Hang gliding is all about lift. Pilots look for columns of rising warm air known as thermals, which they use to climb high into the sky, just as hawks and eagles do, in an act they call “skying out.” In fact, veteran pilot Tom Jones tells me he observes birds while in flight and often mimics their methods of finding thermals. “They fly for a living, so they’re almost always way better than us.”
Experienced and daring pilots can fly anywhere from twenty to eighty miles per hour; they don’t have an engine, but they have complete control, scurrying around the bottoms of clouds, zipping through rainstorms and sometimes soaring for great distances cross-country.
Learning to recognize and utilize lift, especially when there is very little, is a subtle art that takes years to master. That’s one reason why, according to Scott, the sport of hang gliding is losing steam. “Paragliding is more popular,” he explains. “They send beginners off Tiger [Mountain]. We won’t let anyone fly Tiger until they have at least a year. In this sport, the peer pressure is stronger for patience.”

Pilot Tom Jones soars off Rampart Ridge.
Tom Lee, the least experienced pilot out today, speaks to that. Back in his twenties, he took lessons with an inexperienced pilot and broke his arm on a training hill. His fiancée convinced him to quit, insisting that if he continued he needed to take out a two-million-dollar life insurance policy so she could at least meet the inevitable as a rich widow.
About twenty years later, as he was getting back into the sport, he flipped through his hang-gliding manual, authored by Dennis Pagan, and noticed a sentence in the first chapter that read: “One of the necessary skills for a hang-gliding pilot is a certain level of maturity.” “I realized that’s why I quit when I did,” Lee says. “I had a lot of growing up to do.”
Today Lee breaks down his glider without launching — he decides that he needs a few more successful flights before venturing out into conditions like today’s. But he is not alone — a few of the experienced pilots pack up, too.
“We’re all afraid,” Hartzog assured me earlier that day. “Fear is good. Fear keeps you alive.”

Driving down to meet Scott at the LZ, I spot a dark pile where the road levels out at the bottom of the ravine.
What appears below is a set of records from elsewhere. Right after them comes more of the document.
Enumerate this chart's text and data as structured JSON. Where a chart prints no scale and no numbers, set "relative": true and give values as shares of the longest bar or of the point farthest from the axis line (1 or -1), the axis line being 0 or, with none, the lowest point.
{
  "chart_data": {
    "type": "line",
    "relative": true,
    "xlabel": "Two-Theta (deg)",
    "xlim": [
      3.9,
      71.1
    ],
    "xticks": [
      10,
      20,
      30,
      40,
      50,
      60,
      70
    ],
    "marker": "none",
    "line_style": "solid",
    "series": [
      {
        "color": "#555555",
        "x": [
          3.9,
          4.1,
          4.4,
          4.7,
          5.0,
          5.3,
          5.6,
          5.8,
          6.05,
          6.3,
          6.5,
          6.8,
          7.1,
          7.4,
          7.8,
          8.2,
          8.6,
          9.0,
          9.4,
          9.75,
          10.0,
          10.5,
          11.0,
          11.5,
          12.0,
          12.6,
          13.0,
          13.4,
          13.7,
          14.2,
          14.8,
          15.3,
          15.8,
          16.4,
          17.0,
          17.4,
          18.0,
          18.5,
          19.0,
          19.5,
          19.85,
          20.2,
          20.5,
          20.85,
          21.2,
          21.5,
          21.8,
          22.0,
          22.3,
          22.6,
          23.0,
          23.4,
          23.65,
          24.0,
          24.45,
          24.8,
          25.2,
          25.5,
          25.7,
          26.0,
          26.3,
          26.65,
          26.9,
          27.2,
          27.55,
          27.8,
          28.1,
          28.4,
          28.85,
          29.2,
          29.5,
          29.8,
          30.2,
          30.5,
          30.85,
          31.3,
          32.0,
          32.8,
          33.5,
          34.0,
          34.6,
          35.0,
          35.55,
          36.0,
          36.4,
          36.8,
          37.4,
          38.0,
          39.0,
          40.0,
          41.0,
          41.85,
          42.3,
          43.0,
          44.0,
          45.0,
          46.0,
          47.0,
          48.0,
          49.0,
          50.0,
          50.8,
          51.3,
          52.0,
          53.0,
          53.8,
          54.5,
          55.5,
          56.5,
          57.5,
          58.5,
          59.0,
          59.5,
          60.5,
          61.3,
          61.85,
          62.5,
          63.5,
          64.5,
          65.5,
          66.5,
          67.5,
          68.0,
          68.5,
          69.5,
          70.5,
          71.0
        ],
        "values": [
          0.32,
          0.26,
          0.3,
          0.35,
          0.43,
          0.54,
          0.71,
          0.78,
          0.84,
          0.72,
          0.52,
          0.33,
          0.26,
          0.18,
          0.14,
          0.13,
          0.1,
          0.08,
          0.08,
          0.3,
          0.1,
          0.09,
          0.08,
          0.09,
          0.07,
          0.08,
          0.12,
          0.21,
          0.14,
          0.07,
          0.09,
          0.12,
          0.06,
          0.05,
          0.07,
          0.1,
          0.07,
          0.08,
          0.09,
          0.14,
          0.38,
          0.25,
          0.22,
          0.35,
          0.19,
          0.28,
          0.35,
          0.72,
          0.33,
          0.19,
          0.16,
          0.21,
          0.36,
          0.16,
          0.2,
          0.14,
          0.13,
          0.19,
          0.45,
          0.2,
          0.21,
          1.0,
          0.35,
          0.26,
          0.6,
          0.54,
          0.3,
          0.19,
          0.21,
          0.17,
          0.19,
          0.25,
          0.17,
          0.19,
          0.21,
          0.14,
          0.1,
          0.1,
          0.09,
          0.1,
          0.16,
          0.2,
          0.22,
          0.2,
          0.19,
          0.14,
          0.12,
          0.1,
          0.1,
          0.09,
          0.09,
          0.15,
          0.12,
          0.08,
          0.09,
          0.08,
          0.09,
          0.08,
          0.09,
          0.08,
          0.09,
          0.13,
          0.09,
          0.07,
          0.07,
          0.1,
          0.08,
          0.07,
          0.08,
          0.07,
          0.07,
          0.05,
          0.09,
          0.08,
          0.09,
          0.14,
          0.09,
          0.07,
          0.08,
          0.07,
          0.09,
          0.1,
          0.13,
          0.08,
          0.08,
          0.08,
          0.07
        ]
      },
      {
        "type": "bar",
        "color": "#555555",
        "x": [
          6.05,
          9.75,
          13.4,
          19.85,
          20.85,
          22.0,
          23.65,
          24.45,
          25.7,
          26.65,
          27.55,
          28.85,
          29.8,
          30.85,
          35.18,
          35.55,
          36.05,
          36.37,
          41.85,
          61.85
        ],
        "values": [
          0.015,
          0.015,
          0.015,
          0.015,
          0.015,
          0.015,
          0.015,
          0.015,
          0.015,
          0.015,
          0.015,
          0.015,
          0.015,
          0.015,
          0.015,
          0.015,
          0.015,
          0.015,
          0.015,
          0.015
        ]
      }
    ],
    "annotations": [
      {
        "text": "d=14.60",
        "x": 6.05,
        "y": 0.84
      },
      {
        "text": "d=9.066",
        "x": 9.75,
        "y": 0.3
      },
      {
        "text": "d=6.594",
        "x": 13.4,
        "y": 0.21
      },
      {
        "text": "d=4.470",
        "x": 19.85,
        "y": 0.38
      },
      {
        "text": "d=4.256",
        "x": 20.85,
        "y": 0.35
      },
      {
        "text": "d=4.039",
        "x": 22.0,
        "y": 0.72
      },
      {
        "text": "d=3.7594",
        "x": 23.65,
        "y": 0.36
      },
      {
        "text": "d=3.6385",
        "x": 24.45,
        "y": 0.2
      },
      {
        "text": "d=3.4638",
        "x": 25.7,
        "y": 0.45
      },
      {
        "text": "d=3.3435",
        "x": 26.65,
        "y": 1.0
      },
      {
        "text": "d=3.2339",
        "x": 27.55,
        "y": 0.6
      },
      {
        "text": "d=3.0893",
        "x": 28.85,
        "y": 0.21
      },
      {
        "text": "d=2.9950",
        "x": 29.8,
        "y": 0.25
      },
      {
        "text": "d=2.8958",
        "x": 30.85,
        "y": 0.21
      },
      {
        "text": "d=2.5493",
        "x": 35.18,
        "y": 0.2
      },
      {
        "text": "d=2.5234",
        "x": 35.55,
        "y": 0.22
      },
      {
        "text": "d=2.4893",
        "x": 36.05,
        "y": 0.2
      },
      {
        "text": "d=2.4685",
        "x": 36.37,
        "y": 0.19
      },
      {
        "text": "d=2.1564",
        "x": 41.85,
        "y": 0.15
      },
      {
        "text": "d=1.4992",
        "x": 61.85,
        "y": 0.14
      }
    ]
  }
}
It’s Chadwick, still in his black flying gear and lying on his back, sticking his thumb out like a hitchhiker. He grins mischievously when I tell him that for a second I thought he was dead. He is less amused when I take a picture of his glider hanging in the trees. He complains he’s never going to hear the end of it from the other guys; a pilot for more than thirty years and a former instructor, he admits he pushed the envelope today.
When I ask Chadwick why he hang glides, given the obvious danger, he offers the most understandable answer I’ve heard all day: “It’s like a sweet detachment,” he says. “Some people use drugs or alcohol; I use this.”
At the LZ, part of the Keechelus Lake bed that is drying up for the winter, Scott, Chadwick and I watch as Hartzog comes in for a landing. The pilots let me know that this particular zone is an especially intense place to land. The conditions go from calm to “serious” when they get down to five hundred feet; they have to be especially careful not to lose control, lest the force of the wind drive them down to the ground too hard or flip them over entirely.
Thankfully, Hartzog nails his landing — there has been enough excitement today. Scott captures an image of it that he is particularly proud of; it shows the summer evening sunlight coming through just under the wing.
Once all the gliders are rolled up into long tubes, the guys gather around Scott’s truck, excitedly recounting the day’s events over trail mix, beer and wine. Chadwick, who has seen the most action that day, seems more reserved than he did at launch. But he’s still cracking jokes; he repeatedly boasts of his plans to head out the next morning with his cordless chainsaw so he can cut his glider down — and get back up in the sky again. And, I later learn, that is exactly what he does.